The scientists also identified previously unrecognized cell populations in rejected lungs. These include “exhausted” T-cells (which participate in immune response) that remain activated but dysfunctional, and “super-activated” macrophages (immune cells that act like the body’s “clean-up crew”) that promote inflammation and scarring.

Lastly, the scientists developed new computational methods to analyze data from multiple studies together, overcoming technical barriers that previously prevented this kind of comprehensive analysis, Bharat said.

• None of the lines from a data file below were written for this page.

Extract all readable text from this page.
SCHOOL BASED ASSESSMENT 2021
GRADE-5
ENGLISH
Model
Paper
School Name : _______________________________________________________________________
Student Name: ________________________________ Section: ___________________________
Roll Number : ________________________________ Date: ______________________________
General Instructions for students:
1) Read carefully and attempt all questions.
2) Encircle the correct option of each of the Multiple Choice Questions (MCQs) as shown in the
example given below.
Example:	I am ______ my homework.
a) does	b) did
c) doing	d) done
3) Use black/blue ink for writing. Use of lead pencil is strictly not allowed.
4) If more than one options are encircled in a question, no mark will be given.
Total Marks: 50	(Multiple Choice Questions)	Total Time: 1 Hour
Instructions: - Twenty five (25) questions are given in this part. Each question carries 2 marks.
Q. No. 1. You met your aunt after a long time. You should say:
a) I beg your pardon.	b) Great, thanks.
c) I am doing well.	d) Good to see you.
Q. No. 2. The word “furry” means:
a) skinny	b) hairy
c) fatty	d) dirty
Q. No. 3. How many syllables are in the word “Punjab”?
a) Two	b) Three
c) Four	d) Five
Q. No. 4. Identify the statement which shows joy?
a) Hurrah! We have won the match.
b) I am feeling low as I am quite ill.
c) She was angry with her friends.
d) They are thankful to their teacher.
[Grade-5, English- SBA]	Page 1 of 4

New drug targets identified

The scientists pinpointed specific genes and signaling pathways (like PDGF, GDF15 and TWEAK) that drive scarring, which allows them to identify potential targets for new drugs, Bharat said. Some existing medications, such as nintedanib (sold under the brand names Ofev and Vargatef), and pirfenidone (commonly sold under the brand name Esbriet), which are approved for other lung diseases, might be repurposed for transplant rejection, he said.

“The findings have immediate translational potential,” Bharat said. “We’re already exploring therapeutic strategies based on these discoveries.”

Broad impact on pulmonary fibrosis

While addressing CLAD was the main focus of the paper, this research has major implications for understanding and treating all forms of pulmonary fibrosis, Bharat said.

“The molecular pathways and cell types we identified are relevant to conditions affecting hundreds of thousands of patients with various lung-scarring diseases, not just transplant recipients,” Bharat said. “This work essentially provides a ‘Rosetta Stone’ for understanding lung scarring regardless of the initial trigger.”

Other Northwestern study authors include Yuanqing Yan, PhD, research assistant professor of Surgery in the Division of Thoracic Surgery; Taisuke Kaiho, MD, PhD; Emilia Lecuona, PhD, research asssoicate professor of Surgery in the Division of Thoracic Surgery; Xin Wu; Masahiko Shigemura, PhD, research assistant professor of Surgery in the Division of Thoracic Surgery; Haiying Sun, PhD; Chitaru Kurihara, MD, assistant professor of Surgery in the Division of Thoracic Surgery; Ruli Gao, PhD; assistant professor of Biochemistry and Molecular Genetics; Felix L. Nunez, PhD; and G. R. Scott Budinger, MD, chief of Pulmonary and Critical Care in the Department of Medicine.

Funding for the study was provided by the National Institutes of Health (grants HL145478, HL147290, HL147575, HL173940, P01HL169188, P01 AG049665, P01 HL071643, 1R01HL160552 and R35GM142539.